Législatives : la direction du PS souscrit aux propositions de LFI


Les élections législatives arrivent à grands pas et de nombreuses négociations sont en cours à gauche pour obtenir la majorité à l’Assemblée nationale.


Augmentation du smic à 1 400 euros net par mois, retraite à 60 ans, planification écologique, VIe République mais aussi non respect de « certaines règles » européennes : la direction du Parti socialiste souscrit aux propositions du programme de La France insoumise en vue d'un accord aux législatives, dans un document rendu public vendredi 29 avril.

Dans ce texte de quatre pages, les socialistes, qui ont entamé des discussions mercredi avec LFI, présentent leurs « réponses » aux « douze marqueurs » mis en discussion par la formation de Jean-Luc Mélenchon, et font des propositions supplémentaires « dans la fidélité à nos fondamentaux et à nos priorités, en valorisant les convergences et sans cacher les différences », écrivent-ils.

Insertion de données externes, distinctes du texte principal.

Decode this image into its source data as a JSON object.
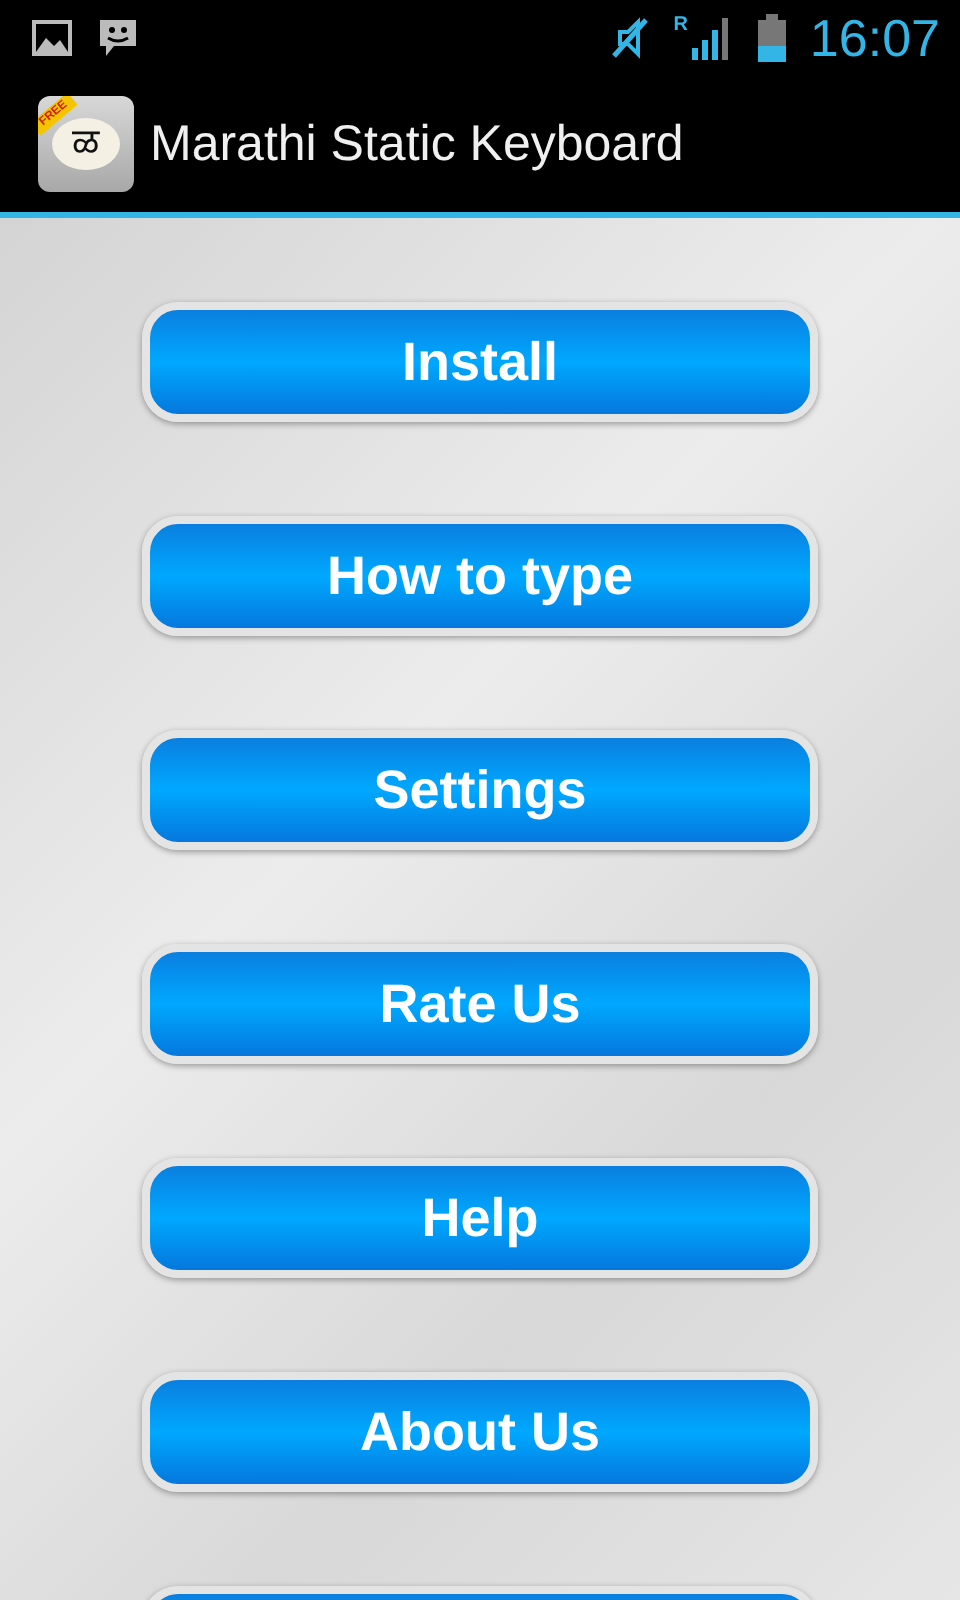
{
  "status_bar": {
    "roaming": "R",
    "time": "16:07"
  },
  "action_bar": {
    "app_icon": {
      "badge": "FREE",
      "glyph": "ळ"
    },
    "title": "Marathi Static Keyboard"
  },
  "buttons": [
    {
      "label": "Install"
    },
    {
      "label": "How to type"
    },
    {
      "label": "Settings"
    },
    {
      "label": "Rate Us"
    },
    {
      "label": "Help"
    },
    {
      "label": "About Us"
    }
  ],
  "more_below": true
}
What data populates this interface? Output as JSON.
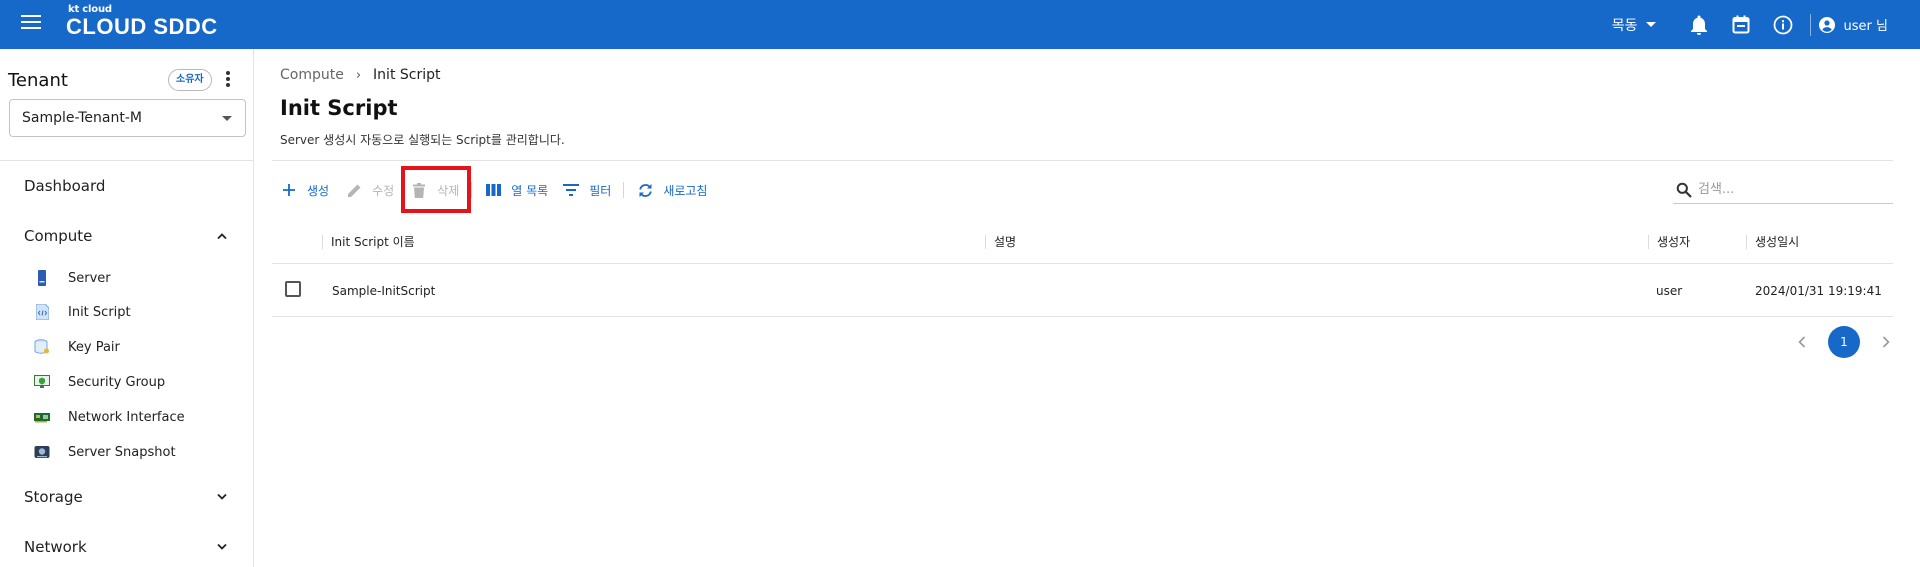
{
  "header": {
    "logo_small": "kt cloud",
    "logo_brand": "CLOUD SDDC",
    "region": "목동",
    "user_label": "user 님"
  },
  "sidebar": {
    "tenant_title": "Tenant",
    "owner_badge": "소유자",
    "tenant_selected": "Sample-Tenant-M",
    "nav": {
      "dashboard": "Dashboard",
      "compute": "Compute",
      "storage": "Storage",
      "network": "Network"
    },
    "compute_items": [
      {
        "label": "Server",
        "icon": "server-icon"
      },
      {
        "label": "Init Script",
        "icon": "script-icon"
      },
      {
        "label": "Key Pair",
        "icon": "key-pair-icon"
      },
      {
        "label": "Security Group",
        "icon": "security-group-icon"
      },
      {
        "label": "Network Interface",
        "icon": "network-interface-icon"
      },
      {
        "label": "Server Snapshot",
        "icon": "snapshot-icon"
      }
    ]
  },
  "breadcrumb": {
    "parent": "Compute",
    "separator": "›",
    "current": "Init Script"
  },
  "page": {
    "title": "Init Script",
    "description": "Server 생성시 자동으로 실행되는 Script를 관리합니다."
  },
  "toolbar": {
    "create": "생성",
    "edit": "수정",
    "delete": "삭제",
    "columns": "열 목록",
    "filter": "필터",
    "refresh": "새로고침"
  },
  "search": {
    "placeholder": "검색..."
  },
  "table": {
    "columns": [
      "Init Script 이름",
      "설명",
      "생성자",
      "생성일시"
    ],
    "rows": [
      {
        "name": "Sample-InitScript",
        "description": "",
        "creator": "user",
        "created_at": "2024/01/31 19:19:41"
      }
    ]
  },
  "pagination": {
    "current_page": "1"
  },
  "colors": {
    "header_bg": "#1669c9",
    "accent": "#1669c9",
    "highlight": "#e5141a",
    "disabled": "#b5b5b5"
  }
}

Accord imminent avec les Verts

Du côté d'EELV, Julien Bayou, le secrétaire national du parti, a estimé qu'un accord avec LFI pour les législatives « est en vue », disant avoir « bon espoir » qu'il soit scellé « dans les heures qui viennent ». « J'ai bon espoir que ces négociations aboutissent dans les heures qui viennent et pourquoi pas un 1er Mai commun en soutien aux syndicats, contre cette réforme (des retraites) à 65 ans. Pourquoi pas une bannière commune “l'Union populaire écologiste” », a-t-il avancé sur France 2, au moment même où la direction du Parti socialiste annonçait avoir souscrit aux propositions du programme de LFI en vue d'un accord aux législatives.

Julien Bayou a dit « espérer » qu'un compromis sera trouvé. « C'est notre souhait et aujourd'hui, j'estime que l'accord est en vue. Nous pouvons être d'accord sur l'essentiel et même bien au-delà », a-t-il assuré. Certes, « il peut subsister des désaccords », mais « l'important, c'est d'être clairs et francs devant les électeurs », a ajouté M. Bayou. « Pour nous, l'enjeu, c'est évidemment un groupe écologiste » à l'Assemblée nationale « pour pouvoir peser sur le quinquennat : on ne peut pas perdre cinq ans de plus sur le climat », a-t-il expliqué.

Interrogé sur les dissensions qui ont fait patiner les discussions ces derniers jours, Julien Bayou a estimé que « c'est le lot des négociations ». « Nous sommes évidemment, à EELV, extrêmement vigilants sur toutes les implications pour l'adhésion de la France dans l'Europe », a-t-il souligné alors que la question européenne constitue un point d'achoppement des discussions. Mais « nous pouvons aussi choisir de relancer l'Europe » et la « réorienter pour qu'elle respecte le climat et la justice sociale », a souligné le patron des Verts.